Both Reiss Nelson and Emile Smith Rowe have joined up with the Arsenal first team as Unai Emery increases his focus on youth talent ahead of his second season in charge at the Emirates Stadium.
Both players were on loan in the Bundesliga last season and will now looking to prove themselves in the Gunners' senior set-up alongside already promoted Eddie Nketiah and Joe Willock.
Emery's turn to the youngsters comes amidst the North London side's struggles in the current transfer window. High profile targets such as Wilfried Zaha are seemingly just out of reach of the club's £45m budget.
However, the faith of Emery in his academy could pay off in the eyes of Nelson, who stated that "people will be shocked" in his development at Hoffenheim, as quoted by The Sun.
The English winger netted seven times while in Germany last season and insists he is "much more mature" than the 17-year-old that was given his first chance under Arsene Wenger back in the 2017/18 season.
Smith Rowe became the first player born in the 2000s to play for Arsenal when he made his debut in last season's Europa League. The attacking midfielder will also be hoping to make an impact on the first team, following on from his impressive Europa League performances that took place before his underwhelming loan spell at RB Leipzig.

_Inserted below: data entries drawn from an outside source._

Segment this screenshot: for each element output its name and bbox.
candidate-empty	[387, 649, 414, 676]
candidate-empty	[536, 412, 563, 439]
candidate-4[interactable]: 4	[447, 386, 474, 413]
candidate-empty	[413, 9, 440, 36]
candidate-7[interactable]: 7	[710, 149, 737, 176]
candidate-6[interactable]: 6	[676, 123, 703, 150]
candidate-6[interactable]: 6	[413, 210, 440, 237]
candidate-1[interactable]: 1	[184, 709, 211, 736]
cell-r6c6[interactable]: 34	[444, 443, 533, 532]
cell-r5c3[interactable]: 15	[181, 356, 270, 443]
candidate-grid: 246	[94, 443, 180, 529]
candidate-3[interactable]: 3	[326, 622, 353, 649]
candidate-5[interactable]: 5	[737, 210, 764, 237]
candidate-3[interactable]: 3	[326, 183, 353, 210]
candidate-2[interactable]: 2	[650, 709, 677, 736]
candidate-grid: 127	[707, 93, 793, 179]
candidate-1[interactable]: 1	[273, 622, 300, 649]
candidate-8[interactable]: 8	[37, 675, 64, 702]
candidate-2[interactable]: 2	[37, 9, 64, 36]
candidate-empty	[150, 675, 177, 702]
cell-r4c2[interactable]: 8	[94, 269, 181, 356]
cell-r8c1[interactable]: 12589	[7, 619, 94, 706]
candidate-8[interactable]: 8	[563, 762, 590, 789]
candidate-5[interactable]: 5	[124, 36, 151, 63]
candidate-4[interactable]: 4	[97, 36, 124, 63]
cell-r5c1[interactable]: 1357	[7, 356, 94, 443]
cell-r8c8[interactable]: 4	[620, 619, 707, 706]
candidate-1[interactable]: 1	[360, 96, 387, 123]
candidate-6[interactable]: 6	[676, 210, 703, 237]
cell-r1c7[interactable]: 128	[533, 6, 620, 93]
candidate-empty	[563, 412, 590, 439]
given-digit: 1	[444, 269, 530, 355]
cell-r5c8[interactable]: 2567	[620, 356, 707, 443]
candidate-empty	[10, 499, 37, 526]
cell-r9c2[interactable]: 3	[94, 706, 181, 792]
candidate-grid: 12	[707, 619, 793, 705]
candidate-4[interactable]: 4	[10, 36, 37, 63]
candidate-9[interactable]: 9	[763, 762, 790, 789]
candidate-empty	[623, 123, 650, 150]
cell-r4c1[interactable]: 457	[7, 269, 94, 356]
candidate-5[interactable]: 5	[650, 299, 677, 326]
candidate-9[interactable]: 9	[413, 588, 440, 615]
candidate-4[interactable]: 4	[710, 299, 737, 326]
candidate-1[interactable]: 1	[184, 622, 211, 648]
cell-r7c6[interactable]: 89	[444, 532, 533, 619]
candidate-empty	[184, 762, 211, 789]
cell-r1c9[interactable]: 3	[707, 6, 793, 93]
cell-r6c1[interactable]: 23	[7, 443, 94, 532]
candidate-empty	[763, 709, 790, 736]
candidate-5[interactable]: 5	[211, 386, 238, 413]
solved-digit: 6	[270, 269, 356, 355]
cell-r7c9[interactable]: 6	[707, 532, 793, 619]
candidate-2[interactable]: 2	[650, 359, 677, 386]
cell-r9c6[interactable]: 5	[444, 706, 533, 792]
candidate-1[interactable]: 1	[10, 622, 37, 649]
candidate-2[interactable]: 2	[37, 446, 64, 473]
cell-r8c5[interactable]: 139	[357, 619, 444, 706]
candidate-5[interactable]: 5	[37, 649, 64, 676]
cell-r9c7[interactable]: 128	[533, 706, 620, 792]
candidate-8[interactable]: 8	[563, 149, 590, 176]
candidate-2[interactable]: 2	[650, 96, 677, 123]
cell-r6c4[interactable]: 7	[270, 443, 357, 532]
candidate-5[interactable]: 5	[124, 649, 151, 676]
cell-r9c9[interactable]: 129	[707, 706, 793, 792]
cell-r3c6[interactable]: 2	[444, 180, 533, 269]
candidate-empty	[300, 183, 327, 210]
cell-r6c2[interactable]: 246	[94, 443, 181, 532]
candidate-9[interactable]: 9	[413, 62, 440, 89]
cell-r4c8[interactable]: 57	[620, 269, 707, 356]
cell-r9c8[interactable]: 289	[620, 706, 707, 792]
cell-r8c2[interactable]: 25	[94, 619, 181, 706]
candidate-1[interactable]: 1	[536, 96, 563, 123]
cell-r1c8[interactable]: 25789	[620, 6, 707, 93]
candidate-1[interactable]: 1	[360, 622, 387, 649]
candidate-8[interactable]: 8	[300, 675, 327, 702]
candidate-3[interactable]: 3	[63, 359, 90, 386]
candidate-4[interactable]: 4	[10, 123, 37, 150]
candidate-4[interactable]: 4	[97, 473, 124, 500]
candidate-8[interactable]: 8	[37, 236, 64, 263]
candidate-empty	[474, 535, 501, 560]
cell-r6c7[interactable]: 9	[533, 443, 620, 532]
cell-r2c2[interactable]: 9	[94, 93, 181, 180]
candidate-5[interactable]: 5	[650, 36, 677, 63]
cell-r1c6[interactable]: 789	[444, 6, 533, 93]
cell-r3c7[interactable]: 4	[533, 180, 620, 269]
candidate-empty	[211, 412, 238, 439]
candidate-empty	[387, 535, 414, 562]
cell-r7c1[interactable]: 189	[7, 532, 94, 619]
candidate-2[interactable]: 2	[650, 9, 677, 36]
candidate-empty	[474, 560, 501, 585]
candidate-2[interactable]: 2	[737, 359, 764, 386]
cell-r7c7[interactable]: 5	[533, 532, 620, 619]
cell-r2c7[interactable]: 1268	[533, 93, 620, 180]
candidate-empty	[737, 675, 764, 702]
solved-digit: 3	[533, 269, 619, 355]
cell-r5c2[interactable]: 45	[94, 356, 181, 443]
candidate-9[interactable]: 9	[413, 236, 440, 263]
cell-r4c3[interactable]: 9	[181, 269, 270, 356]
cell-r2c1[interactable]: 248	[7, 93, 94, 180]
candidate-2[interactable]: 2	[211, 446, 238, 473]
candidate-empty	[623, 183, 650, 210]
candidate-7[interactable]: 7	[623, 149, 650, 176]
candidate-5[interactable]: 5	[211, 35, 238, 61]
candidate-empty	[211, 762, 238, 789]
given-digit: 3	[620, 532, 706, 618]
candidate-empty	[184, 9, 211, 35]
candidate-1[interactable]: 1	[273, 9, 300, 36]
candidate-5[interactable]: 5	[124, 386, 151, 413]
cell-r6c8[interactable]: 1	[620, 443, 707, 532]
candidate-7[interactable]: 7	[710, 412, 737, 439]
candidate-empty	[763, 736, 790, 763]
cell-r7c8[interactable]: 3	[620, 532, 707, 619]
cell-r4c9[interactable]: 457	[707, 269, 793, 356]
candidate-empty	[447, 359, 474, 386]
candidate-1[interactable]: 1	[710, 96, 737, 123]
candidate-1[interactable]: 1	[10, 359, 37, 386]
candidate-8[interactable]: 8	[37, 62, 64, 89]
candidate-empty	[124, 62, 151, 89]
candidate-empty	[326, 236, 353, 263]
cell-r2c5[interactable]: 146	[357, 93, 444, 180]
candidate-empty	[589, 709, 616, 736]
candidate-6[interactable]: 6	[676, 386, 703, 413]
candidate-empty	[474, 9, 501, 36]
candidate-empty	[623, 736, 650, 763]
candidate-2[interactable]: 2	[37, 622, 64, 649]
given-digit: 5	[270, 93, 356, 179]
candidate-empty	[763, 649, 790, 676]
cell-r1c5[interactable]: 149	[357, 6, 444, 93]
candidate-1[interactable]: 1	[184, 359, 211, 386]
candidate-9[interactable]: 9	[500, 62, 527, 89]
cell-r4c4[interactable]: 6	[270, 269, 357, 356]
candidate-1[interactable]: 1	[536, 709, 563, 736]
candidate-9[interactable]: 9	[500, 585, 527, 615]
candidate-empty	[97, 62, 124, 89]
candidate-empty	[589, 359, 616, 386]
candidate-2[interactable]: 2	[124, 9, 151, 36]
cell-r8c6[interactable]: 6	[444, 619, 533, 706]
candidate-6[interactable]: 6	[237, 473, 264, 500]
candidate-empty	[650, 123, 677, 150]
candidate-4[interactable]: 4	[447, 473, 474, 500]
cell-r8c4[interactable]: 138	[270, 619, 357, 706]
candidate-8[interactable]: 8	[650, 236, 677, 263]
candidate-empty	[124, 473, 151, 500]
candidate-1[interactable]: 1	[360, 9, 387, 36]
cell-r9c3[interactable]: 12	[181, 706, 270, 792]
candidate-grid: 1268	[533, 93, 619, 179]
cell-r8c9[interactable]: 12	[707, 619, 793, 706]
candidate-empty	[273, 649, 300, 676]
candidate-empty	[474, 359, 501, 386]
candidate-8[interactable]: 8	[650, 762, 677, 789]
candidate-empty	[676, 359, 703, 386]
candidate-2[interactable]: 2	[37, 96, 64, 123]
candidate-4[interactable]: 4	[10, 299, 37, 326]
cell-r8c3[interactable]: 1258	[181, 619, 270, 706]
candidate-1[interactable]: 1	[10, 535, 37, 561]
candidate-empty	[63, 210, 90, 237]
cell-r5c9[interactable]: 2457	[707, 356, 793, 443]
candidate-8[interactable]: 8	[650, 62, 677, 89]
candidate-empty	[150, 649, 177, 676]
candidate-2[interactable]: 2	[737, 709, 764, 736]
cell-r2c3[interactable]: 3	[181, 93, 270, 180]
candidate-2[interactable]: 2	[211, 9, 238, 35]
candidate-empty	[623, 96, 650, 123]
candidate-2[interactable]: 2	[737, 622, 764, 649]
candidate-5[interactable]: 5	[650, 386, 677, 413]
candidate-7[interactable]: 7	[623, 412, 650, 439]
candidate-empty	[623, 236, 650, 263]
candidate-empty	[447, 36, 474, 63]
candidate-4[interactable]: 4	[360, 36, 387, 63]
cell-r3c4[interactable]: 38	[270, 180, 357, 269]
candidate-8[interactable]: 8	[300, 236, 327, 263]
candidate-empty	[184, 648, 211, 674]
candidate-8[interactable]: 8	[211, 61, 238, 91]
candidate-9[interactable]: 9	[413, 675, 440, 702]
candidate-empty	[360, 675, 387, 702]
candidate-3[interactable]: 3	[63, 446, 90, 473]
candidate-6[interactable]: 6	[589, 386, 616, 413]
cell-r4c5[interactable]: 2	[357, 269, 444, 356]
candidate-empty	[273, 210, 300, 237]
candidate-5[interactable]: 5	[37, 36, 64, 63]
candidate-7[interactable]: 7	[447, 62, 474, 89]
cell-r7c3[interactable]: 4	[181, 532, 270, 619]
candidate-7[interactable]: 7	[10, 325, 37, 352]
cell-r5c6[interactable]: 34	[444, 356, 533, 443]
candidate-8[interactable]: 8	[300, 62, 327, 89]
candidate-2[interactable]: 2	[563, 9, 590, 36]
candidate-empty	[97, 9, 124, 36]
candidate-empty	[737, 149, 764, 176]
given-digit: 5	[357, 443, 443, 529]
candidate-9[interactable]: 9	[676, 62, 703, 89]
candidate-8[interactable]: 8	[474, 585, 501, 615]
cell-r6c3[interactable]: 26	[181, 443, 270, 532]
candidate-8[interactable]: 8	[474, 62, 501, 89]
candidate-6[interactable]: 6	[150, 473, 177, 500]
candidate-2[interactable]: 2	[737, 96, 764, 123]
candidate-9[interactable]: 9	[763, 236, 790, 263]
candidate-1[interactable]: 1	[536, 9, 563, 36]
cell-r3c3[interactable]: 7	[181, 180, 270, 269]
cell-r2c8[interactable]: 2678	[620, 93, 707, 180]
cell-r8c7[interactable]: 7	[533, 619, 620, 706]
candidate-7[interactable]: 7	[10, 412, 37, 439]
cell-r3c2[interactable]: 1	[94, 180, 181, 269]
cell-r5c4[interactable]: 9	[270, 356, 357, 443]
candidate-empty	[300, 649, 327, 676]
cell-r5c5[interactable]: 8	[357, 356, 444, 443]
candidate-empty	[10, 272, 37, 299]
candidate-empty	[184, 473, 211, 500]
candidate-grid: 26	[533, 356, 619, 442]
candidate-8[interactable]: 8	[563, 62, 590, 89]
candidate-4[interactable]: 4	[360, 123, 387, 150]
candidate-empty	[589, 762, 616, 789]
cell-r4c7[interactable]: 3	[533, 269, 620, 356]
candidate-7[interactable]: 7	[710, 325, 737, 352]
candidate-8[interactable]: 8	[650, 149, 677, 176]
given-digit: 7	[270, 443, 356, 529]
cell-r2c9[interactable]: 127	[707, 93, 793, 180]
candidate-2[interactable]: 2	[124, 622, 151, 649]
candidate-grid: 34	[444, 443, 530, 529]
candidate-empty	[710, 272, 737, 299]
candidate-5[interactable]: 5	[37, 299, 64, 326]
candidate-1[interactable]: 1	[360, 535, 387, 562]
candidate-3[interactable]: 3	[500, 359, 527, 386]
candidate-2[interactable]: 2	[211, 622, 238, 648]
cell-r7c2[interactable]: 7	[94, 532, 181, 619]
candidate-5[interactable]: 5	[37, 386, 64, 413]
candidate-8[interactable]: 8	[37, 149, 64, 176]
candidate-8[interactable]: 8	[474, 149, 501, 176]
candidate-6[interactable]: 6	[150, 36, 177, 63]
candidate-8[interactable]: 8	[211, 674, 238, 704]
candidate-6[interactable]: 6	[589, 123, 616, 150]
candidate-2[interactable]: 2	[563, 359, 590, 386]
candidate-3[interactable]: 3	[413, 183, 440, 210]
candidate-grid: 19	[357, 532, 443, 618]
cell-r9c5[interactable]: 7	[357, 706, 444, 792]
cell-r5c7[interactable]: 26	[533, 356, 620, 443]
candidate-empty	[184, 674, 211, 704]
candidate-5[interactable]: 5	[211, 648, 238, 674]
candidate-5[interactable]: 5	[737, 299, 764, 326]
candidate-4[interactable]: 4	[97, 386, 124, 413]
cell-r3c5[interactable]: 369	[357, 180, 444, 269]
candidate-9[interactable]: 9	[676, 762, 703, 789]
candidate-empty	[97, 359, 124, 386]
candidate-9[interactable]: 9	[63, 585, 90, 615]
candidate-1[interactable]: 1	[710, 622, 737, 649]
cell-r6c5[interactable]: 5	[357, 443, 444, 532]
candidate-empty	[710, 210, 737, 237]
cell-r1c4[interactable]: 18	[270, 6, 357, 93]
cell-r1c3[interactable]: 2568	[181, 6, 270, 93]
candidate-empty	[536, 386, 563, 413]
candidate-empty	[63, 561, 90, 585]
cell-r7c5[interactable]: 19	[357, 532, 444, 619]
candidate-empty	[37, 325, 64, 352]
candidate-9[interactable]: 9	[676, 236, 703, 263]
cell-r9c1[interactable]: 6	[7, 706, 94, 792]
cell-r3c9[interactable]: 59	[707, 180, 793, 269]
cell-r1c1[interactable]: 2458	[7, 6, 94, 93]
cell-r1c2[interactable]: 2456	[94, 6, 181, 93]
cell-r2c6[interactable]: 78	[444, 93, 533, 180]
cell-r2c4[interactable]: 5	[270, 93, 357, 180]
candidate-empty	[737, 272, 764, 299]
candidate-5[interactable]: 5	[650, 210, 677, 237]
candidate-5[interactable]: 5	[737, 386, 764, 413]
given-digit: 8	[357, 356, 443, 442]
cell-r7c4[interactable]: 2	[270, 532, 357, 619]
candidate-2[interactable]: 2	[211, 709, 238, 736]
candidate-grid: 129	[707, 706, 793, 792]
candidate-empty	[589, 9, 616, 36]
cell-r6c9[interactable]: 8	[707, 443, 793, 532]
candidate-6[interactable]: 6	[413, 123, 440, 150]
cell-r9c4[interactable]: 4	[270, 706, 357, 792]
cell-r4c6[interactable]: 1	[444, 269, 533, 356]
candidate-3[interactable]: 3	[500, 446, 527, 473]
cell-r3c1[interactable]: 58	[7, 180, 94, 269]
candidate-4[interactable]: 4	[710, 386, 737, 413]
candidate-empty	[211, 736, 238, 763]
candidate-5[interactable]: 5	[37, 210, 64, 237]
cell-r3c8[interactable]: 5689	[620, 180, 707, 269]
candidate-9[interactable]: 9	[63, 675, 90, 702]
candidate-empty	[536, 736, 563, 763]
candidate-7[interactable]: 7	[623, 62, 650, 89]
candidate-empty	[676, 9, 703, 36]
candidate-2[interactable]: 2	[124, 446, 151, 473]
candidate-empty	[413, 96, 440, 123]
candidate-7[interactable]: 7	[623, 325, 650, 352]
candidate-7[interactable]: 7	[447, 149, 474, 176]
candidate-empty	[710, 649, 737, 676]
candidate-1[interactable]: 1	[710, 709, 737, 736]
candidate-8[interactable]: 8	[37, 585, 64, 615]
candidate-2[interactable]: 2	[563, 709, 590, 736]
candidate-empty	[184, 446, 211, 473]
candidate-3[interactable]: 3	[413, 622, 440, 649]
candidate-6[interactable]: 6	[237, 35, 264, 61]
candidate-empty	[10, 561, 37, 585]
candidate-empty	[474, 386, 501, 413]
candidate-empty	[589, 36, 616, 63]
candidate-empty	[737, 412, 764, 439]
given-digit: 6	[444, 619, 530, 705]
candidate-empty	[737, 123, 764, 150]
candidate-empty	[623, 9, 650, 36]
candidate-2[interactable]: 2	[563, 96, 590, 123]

As things stand, Brazilian youngster Gabriel Martinelli will be the only new face at the Emirates next season. The club, however, is expected to carry out more business before the close of the transfer window in early August.
Arsenal will be hoping that the recent addition of 2003/04 invincible Edu as the club's technical director will have a large impact on both youth development and player recruitment.
The appointment comes as they try to find a compromise between big spending and home-grown production in their efforts to regain Champions League football.
It is clear that Arsenal have many hot prospects at their disposal but the jury is still out over whether these academy products will be able to fix the club's more immediate and pressing problems.